NEW DAILY FANTASY SPORTS BILLS FOR NEW YORK
 
Senate and Assembly bills introduced despite state AGs negative view of DFS.
 
The New York state Attorney Generals negative view that daily fantasy sports are illegal in terms of New York state law (see previous InfoPowa reports) has done nothing to dampen the enthusiasm of state politicians Sen. John Bonacic and Rep. Gary Pretlow, who have introduced similar legalization bills in the Assembly and Senate.
 
The two men are respectively chairmen of the Senate Racing, Gaming and Wagering Committee, and its equivalent in the House.
 
Reporting on the bills, the New York Daily News said their passage will allow DFS market leaders FanDuel and DraftKings, along with other daily fantasy sports sites, to return to New York after they exited following "cease and desist" letters from the AG earlier this year.
 
Although not identical, the two bills have similar provisions, calling for oversight by the New York State Gaming Commission, licensing fees and a tax rate on GGR from transactions with New York players of 15 percent.

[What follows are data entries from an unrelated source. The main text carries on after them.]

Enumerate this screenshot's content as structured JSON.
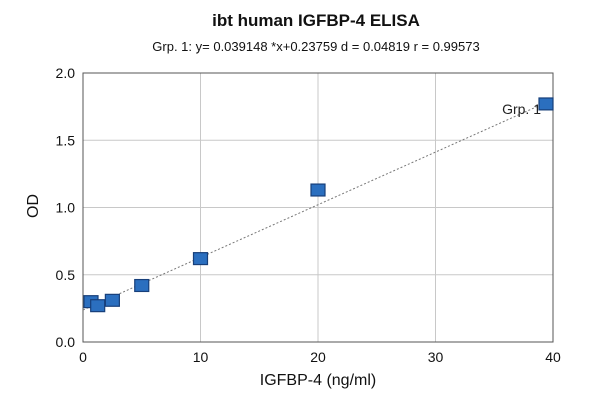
{
  "chart_data": {
    "type": "scatter",
    "title": "ibt human IGFBP-4 ELISA",
    "subtitle": "Grp. 1: y= 0.039148 *x+0.23759  d = 0.04819  r = 0.99573",
    "xlabel": "IGFBP-4  (ng/ml)",
    "ylabel": "OD",
    "xlim": [
      0,
      40
    ],
    "ylim": [
      0,
      2.0
    ],
    "x_ticks": [
      "0",
      "10",
      "20",
      "30",
      "40"
    ],
    "y_ticks": [
      "0.0",
      "0.5",
      "1.0",
      "1.5",
      "2.0"
    ],
    "grid": true,
    "series": [
      {
        "name": "Grp. 1",
        "x": [
          0,
          1.25,
          2.5,
          5,
          10,
          20,
          40
        ],
        "y": [
          0.3,
          0.27,
          0.31,
          0.42,
          0.62,
          1.13,
          1.77
        ],
        "fit": {
          "slope": 0.039148,
          "intercept": 0.23759
        }
      }
    ]
  }
}
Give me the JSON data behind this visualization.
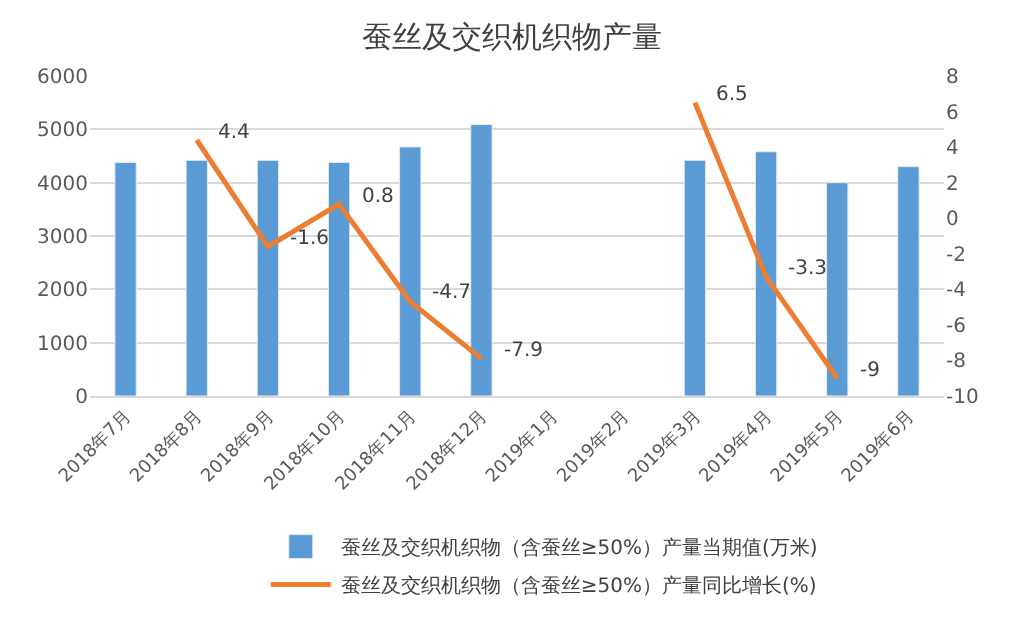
{
  "chart_data": {
    "type": "bar",
    "title": "蚕丝及交织机织物产量",
    "categories": [
      "2018年7月",
      "2018年8月",
      "2018年9月",
      "2018年10月",
      "2018年11月",
      "2018年12月",
      "2019年1月",
      "2019年2月",
      "2019年3月",
      "2019年4月",
      "2019年5月",
      "2019年6月"
    ],
    "series": [
      {
        "name": "蚕丝及交织机织物（含蚕丝≥50%）产量当期值(万米)",
        "color": "#5b9bd5",
        "values": [
          4380,
          4420,
          4420,
          4380,
          4670,
          5090,
          null,
          null,
          4420,
          4580,
          4000,
          4300
        ]
      },
      {
        "name": "蚕丝及交织机织物（含蚕丝≥50%）产量同比增长(%)",
        "color": "#ed7d31",
        "type": "line",
        "axis": "y2",
        "data_labels": true,
        "values": [
          null,
          4.4,
          -1.6,
          0.8,
          -4.7,
          -7.9,
          null,
          null,
          6.5,
          -3.3,
          -9,
          null
        ]
      }
    ],
    "ylim": [
      0,
      6000
    ],
    "yticks": [
      0,
      1000,
      2000,
      3000,
      4000,
      5000,
      6000
    ],
    "y2lim": [
      -10,
      8
    ],
    "y2ticks": [
      -10,
      -8,
      -6,
      -4,
      -2,
      0,
      2,
      4,
      6,
      8
    ],
    "grid": "y",
    "legend": "bottom",
    "marker": "none"
  }
}
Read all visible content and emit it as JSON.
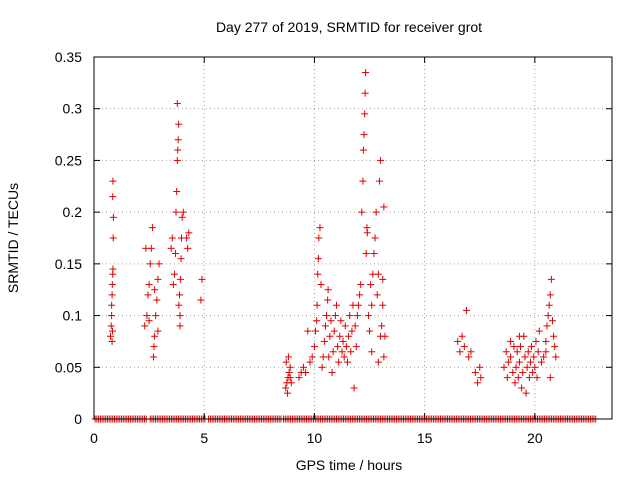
{
  "chart_data": {
    "type": "scatter",
    "title": "Day 277 of 2019, SRMTID for receiver grot",
    "xlabel": "GPS time / hours",
    "ylabel": "SRMTID / TECUs",
    "xlim": [
      0,
      23.5
    ],
    "ylim": [
      0,
      0.35
    ],
    "xticks": [
      0,
      5,
      10,
      15,
      20
    ],
    "xtick_labels": [
      "0",
      "5",
      "10",
      "15",
      "20"
    ],
    "yticks": [
      0,
      0.05,
      0.1,
      0.15,
      0.2,
      0.25,
      0.3,
      0.35
    ],
    "ytick_labels": [
      "0",
      "0.05",
      "0.1",
      "0.15",
      "0.2",
      "0.25",
      "0.3",
      "0.35"
    ],
    "grid": true,
    "marker": "plus",
    "color": "#e00000",
    "series": [
      {
        "name": "SRMTID",
        "points": [
          [
            0.75,
            0.08
          ],
          [
            0.78,
            0.09
          ],
          [
            0.8,
            0.1
          ],
          [
            0.8,
            0.11
          ],
          [
            0.82,
            0.12
          ],
          [
            0.83,
            0.13
          ],
          [
            0.85,
            0.14
          ],
          [
            0.86,
            0.145
          ],
          [
            0.87,
            0.175
          ],
          [
            0.88,
            0.195
          ],
          [
            0.85,
            0.215
          ],
          [
            0.86,
            0.23
          ],
          [
            0.82,
            0.075
          ],
          [
            0.84,
            0.085
          ],
          [
            2.3,
            0.09
          ],
          [
            2.4,
            0.1
          ],
          [
            2.45,
            0.12
          ],
          [
            2.5,
            0.13
          ],
          [
            2.55,
            0.15
          ],
          [
            2.6,
            0.165
          ],
          [
            2.65,
            0.185
          ],
          [
            2.7,
            0.06
          ],
          [
            2.72,
            0.07
          ],
          [
            2.75,
            0.08
          ],
          [
            2.8,
            0.1
          ],
          [
            2.85,
            0.115
          ],
          [
            2.9,
            0.135
          ],
          [
            2.95,
            0.15
          ],
          [
            2.35,
            0.165
          ],
          [
            2.5,
            0.095
          ],
          [
            2.75,
            0.125
          ],
          [
            2.9,
            0.085
          ],
          [
            3.5,
            0.165
          ],
          [
            3.55,
            0.175
          ],
          [
            3.6,
            0.13
          ],
          [
            3.7,
            0.16
          ],
          [
            3.72,
            0.2
          ],
          [
            3.75,
            0.22
          ],
          [
            3.78,
            0.25
          ],
          [
            3.8,
            0.26
          ],
          [
            3.82,
            0.27
          ],
          [
            3.84,
            0.285
          ],
          [
            3.78,
            0.305
          ],
          [
            3.85,
            0.11
          ],
          [
            3.88,
            0.12
          ],
          [
            3.9,
            0.1
          ],
          [
            3.92,
            0.135
          ],
          [
            3.95,
            0.155
          ],
          [
            3.97,
            0.175
          ],
          [
            4.0,
            0.195
          ],
          [
            4.05,
            0.2
          ],
          [
            4.2,
            0.175
          ],
          [
            4.25,
            0.165
          ],
          [
            4.3,
            0.18
          ],
          [
            3.65,
            0.14
          ],
          [
            3.9,
            0.09
          ],
          [
            4.9,
            0.135
          ],
          [
            4.85,
            0.115
          ],
          [
            8.7,
            0.03
          ],
          [
            8.75,
            0.035
          ],
          [
            8.8,
            0.04
          ],
          [
            8.85,
            0.045
          ],
          [
            8.9,
            0.05
          ],
          [
            8.72,
            0.055
          ],
          [
            8.78,
            0.025
          ],
          [
            8.82,
            0.06
          ],
          [
            8.9,
            0.04
          ],
          [
            8.95,
            0.035
          ],
          [
            9.3,
            0.04
          ],
          [
            9.4,
            0.045
          ],
          [
            9.5,
            0.05
          ],
          [
            9.6,
            0.045
          ],
          [
            9.7,
            0.085
          ],
          [
            9.8,
            0.055
          ],
          [
            9.9,
            0.06
          ],
          [
            10.0,
            0.07
          ],
          [
            10.05,
            0.085
          ],
          [
            10.1,
            0.095
          ],
          [
            10.12,
            0.11
          ],
          [
            10.15,
            0.14
          ],
          [
            10.18,
            0.155
          ],
          [
            10.2,
            0.175
          ],
          [
            10.25,
            0.185
          ],
          [
            10.3,
            0.13
          ],
          [
            10.35,
            0.05
          ],
          [
            10.4,
            0.06
          ],
          [
            10.45,
            0.075
          ],
          [
            10.5,
            0.09
          ],
          [
            10.55,
            0.1
          ],
          [
            10.6,
            0.115
          ],
          [
            10.62,
            0.125
          ],
          [
            10.65,
            0.06
          ],
          [
            10.7,
            0.08
          ],
          [
            10.75,
            0.095
          ],
          [
            10.8,
            0.045
          ],
          [
            10.85,
            0.065
          ],
          [
            10.9,
            0.085
          ],
          [
            10.95,
            0.1
          ],
          [
            11.0,
            0.11
          ],
          [
            11.05,
            0.07
          ],
          [
            11.1,
            0.055
          ],
          [
            11.15,
            0.08
          ],
          [
            11.2,
            0.095
          ],
          [
            11.25,
            0.065
          ],
          [
            11.3,
            0.075
          ],
          [
            11.35,
            0.06
          ],
          [
            11.4,
            0.09
          ],
          [
            11.45,
            0.07
          ],
          [
            11.5,
            0.055
          ],
          [
            11.55,
            0.08
          ],
          [
            11.6,
            0.1
          ],
          [
            11.65,
            0.065
          ],
          [
            11.7,
            0.085
          ],
          [
            11.75,
            0.11
          ],
          [
            11.8,
            0.03
          ],
          [
            11.85,
            0.09
          ],
          [
            11.9,
            0.07
          ],
          [
            11.95,
            0.1
          ],
          [
            12.0,
            0.11
          ],
          [
            12.05,
            0.12
          ],
          [
            12.1,
            0.13
          ],
          [
            12.15,
            0.2
          ],
          [
            12.2,
            0.23
          ],
          [
            12.22,
            0.26
          ],
          [
            12.25,
            0.275
          ],
          [
            12.28,
            0.295
          ],
          [
            12.3,
            0.315
          ],
          [
            12.32,
            0.335
          ],
          [
            12.35,
            0.16
          ],
          [
            12.38,
            0.185
          ],
          [
            12.4,
            0.18
          ],
          [
            12.45,
            0.1
          ],
          [
            12.5,
            0.085
          ],
          [
            12.55,
            0.13
          ],
          [
            12.6,
            0.11
          ],
          [
            12.65,
            0.14
          ],
          [
            12.7,
            0.16
          ],
          [
            12.75,
            0.175
          ],
          [
            12.8,
            0.2
          ],
          [
            12.85,
            0.12
          ],
          [
            12.9,
            0.14
          ],
          [
            12.95,
            0.23
          ],
          [
            13.0,
            0.25
          ],
          [
            13.05,
            0.09
          ],
          [
            13.1,
            0.11
          ],
          [
            13.15,
            0.06
          ],
          [
            13.2,
            0.08
          ],
          [
            12.6,
            0.065
          ],
          [
            12.9,
            0.055
          ],
          [
            13.0,
            0.08
          ],
          [
            13.1,
            0.135
          ],
          [
            13.15,
            0.205
          ],
          [
            16.5,
            0.075
          ],
          [
            16.6,
            0.065
          ],
          [
            16.7,
            0.08
          ],
          [
            16.8,
            0.07
          ],
          [
            16.9,
            0.105
          ],
          [
            17.0,
            0.06
          ],
          [
            17.1,
            0.065
          ],
          [
            17.3,
            0.045
          ],
          [
            17.4,
            0.035
          ],
          [
            17.5,
            0.05
          ],
          [
            17.55,
            0.04
          ],
          [
            18.6,
            0.05
          ],
          [
            18.7,
            0.065
          ],
          [
            18.75,
            0.04
          ],
          [
            18.8,
            0.055
          ],
          [
            18.9,
            0.06
          ],
          [
            19.0,
            0.045
          ],
          [
            19.05,
            0.07
          ],
          [
            19.1,
            0.035
          ],
          [
            19.15,
            0.05
          ],
          [
            19.2,
            0.065
          ],
          [
            19.25,
            0.04
          ],
          [
            19.3,
            0.055
          ],
          [
            19.35,
            0.07
          ],
          [
            19.4,
            0.03
          ],
          [
            19.45,
            0.045
          ],
          [
            19.5,
            0.08
          ],
          [
            19.55,
            0.06
          ],
          [
            19.6,
            0.025
          ],
          [
            19.65,
            0.05
          ],
          [
            19.7,
            0.065
          ],
          [
            19.75,
            0.04
          ],
          [
            19.8,
            0.055
          ],
          [
            19.85,
            0.07
          ],
          [
            19.9,
            0.045
          ],
          [
            19.95,
            0.06
          ],
          [
            20.0,
            0.05
          ],
          [
            20.05,
            0.075
          ],
          [
            20.1,
            0.04
          ],
          [
            20.15,
            0.065
          ],
          [
            20.2,
            0.085
          ],
          [
            20.3,
            0.055
          ],
          [
            20.4,
            0.06
          ],
          [
            20.5,
            0.075
          ],
          [
            20.55,
            0.09
          ],
          [
            20.6,
            0.1
          ],
          [
            20.65,
            0.11
          ],
          [
            20.7,
            0.12
          ],
          [
            20.75,
            0.135
          ],
          [
            20.8,
            0.095
          ],
          [
            20.85,
            0.08
          ],
          [
            20.9,
            0.07
          ],
          [
            20.95,
            0.06
          ],
          [
            20.7,
            0.04
          ],
          [
            20.5,
            0.065
          ],
          [
            19.3,
            0.08
          ],
          [
            18.9,
            0.075
          ]
        ]
      }
    ],
    "zero_band_segments": [
      [
        0.05,
        2.4
      ],
      [
        2.55,
        5.1
      ],
      [
        5.2,
        8.5
      ],
      [
        8.6,
        22.8
      ]
    ]
  }
}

There are also similar provisions regarding excluding college and high school sports from DFS competitions.
 
New York Governor Andrew Cuomo has an open mind on the issue, according to a spokesman, who told the New York Daily News that if the legislature has a proposal the governor is prepared to review it.
 
"We are seeing major progress and hope the Legislature acts soon to make New York the seventh state this year to pass positive fantasy sports legalization that will clarify the legality of these games and install necessary consumer protection regulations,” Cory Fox, director of policy and government affairs for FanDuel, said in a statement.
 
“There are more than one million players and nearly 30 fantasy businesses in the state watching and waiting for the legislature to safeguard this growing industry,” he added.
 
Carlo Scissura, president of the Brooklyn Chamber of Commerce, was also supportive, saying: "It can help accelerate the increase of technology jobs within the city, within Brooklyn. Why shouldnt this industry be a part of this renaissance in technology?"